Zimbabwe expected to unveil pro-poor policy



RESERVE Bank of Zimbabwe (RBZ) governor John Mangudya is on Wednesday expected to present his 2015 monetary policy statement (MPS), amidst growing restlessness in an economy plagued by a worsening liquidity crisis and job cuts.
Mangudya who is on record saying he would not experiment with the economy and people’s lives during his tenure but would find ways to spur economic growth, saying the economy was shrinking largely due to indiscipline by Zimbabweans.“I would rather experiment in a laboratory than in an economy,” Mangudya said.
Some of the challenges facing the economy include unreliable power supplies, corruption, lack of transparency, low capacity utilisation in industries and lack of competitiveness for locally manufactured products.
Mangudya says mining, tourism and agriculture were the three sectors key to driving Zimbabwe’s economic growth, and that the RBZ would come up with measures to buttress these sector’s efforts to boost the economy.
The monetary policy will be Mangudya’s third since he assumed the central bank’s governorship in May last year, succeeding Gideon Gono who steered the ship during the country’s tumultuous period of hyperinflation.
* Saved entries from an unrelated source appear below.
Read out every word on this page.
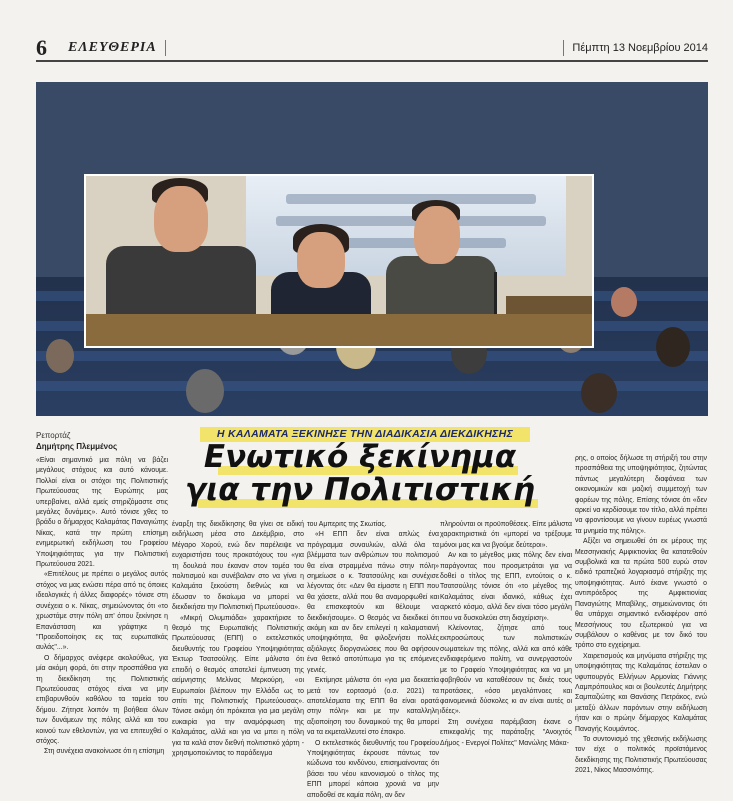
6	ΕΛΕΥΘΕΡΙΑ	Πέμπτη 13 Νοεμβρίου 2014
Η ΚΑΛΑΜΑΤΑ ΞΕΚΙΝΗΣΕ ΤΗΝ ΔΙΑΔΙΚΑΣΙΑ ΔΙΕΚΔΙΚΗΣΗΣ
Ρεπορτάζ
Δημήτρης Πλεμμένος	Ενωτικό ξεκίνημα
για την Πολιτιστική

«Είναι σημαντικό μια πόλη να βάζει μεγάλους στόχους και αυτό κάνουμε. Πολλοί είναι οι στόχοι της Πολιτιστικής Πρωτεύουσας της Ευρώπης μας υπερβαίνει, αλλά εμείς στηριζόμαστε στις μεγάλες δυνάμεις». Αυτό τόνισε χθες το βράδυ ο δήμαρχος Καλαμάτας Παναγιώτης Νίκας, κατά την πρώτη επίσημη ενημερωτική εκδήλωση του Γραφείου Υποψηφιότητας για την Πολιτιστική Πρωτεύουσα 2021.

«Επιτέλους με πρέπει ο μεγάλος αυτός στόχος να μας ενώσει πέρα από τις όποιες ιδεολογικές ή άλλες διαφορές» τόνισε στη συνέχεια ο κ. Νίκας, σημειώνοντας ότι «το χρωστάμε στην πόλη απ' όπου ξεκίνησε η Επανάσταση και γράφτηκε η "Προειδοποίησις εις τας ευρωπαϊκάς αυλάς"...».

Ο δήμαρχος ανέφερε ακολούθως, για μία ακόμη φορά, ότι στην προσπάθεια για τη διεκδίκηση της Πολιτιστικής Πρωτεύουσας στόχος είναι να μην επιβαρυνθούν καθόλου τα ταμεία του δήμου. Ζήτησε λοιπόν τη βοήθεια όλων των δυνάμεων της πόλης αλλά και του κοινού των εθελοντών, για να επιτευχθεί ο στόχος.

Στη συνέχεια ανακοίνωσε ότι η επίσημη

έναρξη της διεκδίκησης θα γίνει σε ειδική εκδήλωση μέσα στο Δεκέμβριο, στο Μέγαρο Χορού, ενώ δεν παρέλειψε να ευχαριστήσει τους προκατόχους του «για τη δουλειά που έκαναν στον τομέα του πολιτισμού και συνέβαλαν στο να γίνει η Καλαμάτα ξεκούστη διεθνώς και να έδωσαν το δικαίωμα να μπορεί να διεκδικήσει την Πολιτιστική Πρωτεύουσα».

«Μικρή Ολυμπιάδα» χαρακτήρισε το θεσμό της Ευρωπαϊκής Πολιτιστικής Πρωτεύουσας (ΕΠΠ) ο εκτελεστικός διευθυντής του Γραφείου Υποψηφιότητας Έκτωρ Τσατσούλης. Είπε μάλιστα ότι επειδή ο θεσμός αποτελεί έμπνευση της αείμνηστης Μελίνας Μερκούρη, «οι Ευρωπαίοι βλέπουν την Ελλάδα ως το σπίτι της Πολιτιστικής Πρωτεύουσας». Τόνισε ακόμη ότι πρόκειται για μια μεγάλη ευκαιρία για την αναμόρφωση της Καλαμάτας, αλλά και για να μπει η πόλη για τα καλά στον διεθνή πολιτιστικό χάρτη - χρησιμοποιώντας το παράδειγμα

του Αμπεριτς της Σκωτίας.

«Η ΕΠΠ δεν είναι απλώς ένα πρόγραμμα συναυλιών, αλλά όλα τα βλέμματα των ανθρώπων του πολιτισμού θα είναι στραμμένα πάνω στην πόλη» σημείωσε ο κ. Τσατσούλης και συνέχισε λέγοντας ότι: «Δεν θα είμαστε η ΕΠΠ που θα χάσετε, αλλά που θα αναμορφωθεί και θα επισκεφτούν και θέλουμε να διεκδικήσουμε». Ο θεσμός να διεκδικεί ότι ακόμη και αν δεν επιλεγεί η καλαματιανή υποψηφιότητα, θα φιλοξενήσει πολλές αξιόλογες διοργανώσεις που θα αφήσουν ένα θετικό αποτύπωμα για τις επόμενες γενιές.

Εκτίμησε μάλιστα ότι «για μια δεκαετία μετά τον εορτασμό (ο.σ. 2021) τα αποτελέσματα της ΕΠΠ θα είναι ορατά στην πόλη» και με την καταλληλη αξιοποίηση του δυναμικού της θα μπορεί να τα εκμεταλλευτεί στο έπακρο.

Ο εκτελεστικός διευθυντής του Γραφείου Υποψηφιότητας έκρουσε πάντως τον κώδωνα του κινδύνου, επισημαίνοντας ότι βάσει του νέου κανονισμού ο τίτλος της ΕΠΠ μπορεί κάποια χρονιά να μην αποδοθεί σε καμία πόλη, αν δεν

πληρούνται οι προϋποθέσεις. Είπε μάλιστα χαρακτηριστικά ότι «μπορεί να τρέξουμε μόνοι μας και να βγούμε δεύτεροι».

Αν και το μέγεθος μιας πόλης δεν είναι παράγοντας που προσμετράται για να δοθεί ο τίτλος της ΕΠΠ, εντούτοις ο κ. Τσατσούλης τόνισε ότι «το μέγεθος της Καλαμάτας είναι ιδανικό, κάθως έχει αρκετό κόσμο, αλλά δεν είναι τόσο μεγάλη που να δυσκολεύει στη διαχείριση».

Κλείνοντας, ζήτησε από τους εκπροσώπους των πολιτιστικών σωματείων της πόλης, αλλά και από κάθε ενδιαφερόμενο πολίτη, να συνεργαστούν με το Γραφείο Υποψηφιότητας και να μη φοβηθούν να καταθέσουν τις δικές τους προτάσεις, «όσο μεγαλόπνοες και φαινομενικά δύσκολες κι αν είναι αυτές οι ιδέες».

Στη συνέχεια παρέμβαση έκανε ο επικεφαλής της παράταξης "Ανοιχτός Δήμος - Ενεργοί Πολίτες" Μανώλης Μάκα-

ρης, ο οποίος δήλωσε τη στήριξή του στην προσπάθεια της υποψηφιότητας, ζητώντας πάντως μεγαλύτερη διαφάνεια των οικονομικών και μαζική συμμετοχή των φορέων της πόλης. Επίσης τόνισε ότι «δεν αρκεί να κερδίσουμε τον τίτλο, αλλά πρέπει να φροντίσουμε να γίνουν ευρέως γνωστά τα μνημεία της πόλης».

Αξίζει να σημειωθεί ότι εκ μέρους της Μεσσηνιακής Αμφικτιονίας θα κατατεθούν συμβολικά και τα πρώτα 500 ευρώ στον ειδικό τραπεζικό λογαριασμό στήριξης της υποψηφιότητας. Αυτό έκανε γνωστό ο αντιπρόεδρος της Αμφικτιονίας Παναγιώτης Μπαβίλης, σημειώνοντας ότι θα υπάρχει σημαντικό ενδιαφέρον από Μεσσήνιους του εξωτερικού για να συμβάλουν ο καθένας με τον δικό του τρόπο στο εγχείρημα.

Χαιρετισμούς και μηνύματα στήριξης της υποψηφιότητας της Καλαμάτας έστειλαν ο υφυπουργός Ελλήνων Αρμονίας Γιάννης Λαμπρόπουλος και οι βουλευτές Δημήτρης Σαμπαζιώτης και Θανάσης Πετράκος, ενώ μεταξύ άλλων παρόντων στην εκδήλωση ήταν και ο πρώην δήμαρχος Καλαμάτας Παναγής Κουμάντος.

Το συντονισμό της χθεσινής εκδήλωσης τον είχε ο πολιτικός προϊστάμενος διεκδίκησης της Πολιτιστικής Πρωτεύουσας 2021, Νίκος Μασσινόπης.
The country is saddled with a huge debt overhang which will continue to undermine the country’s ability to attract offshore credit at competitive rates. Zimbabwe’s foreign and domestic debt is estimated to be about US$8 billion.
Economists said given the current situation where the country was using a basket of foreign currencies as legal tender, not much was expected from the monetary policy as the RBZ had become feeble on account of lack of the country’s own currency to influence monetary policy.
Economists said it was important to note that Mangudya had very little or no room for manoeuvre because of the inability of the central bank to print money and influence interest rates and other monetary policy issues.
But they said he had to had to urgently deal with the lack of confidence in the banking sector by ensuring that frail institutions still operational were either closed or downgraded to lower tier financial institutions with lower capital requirements.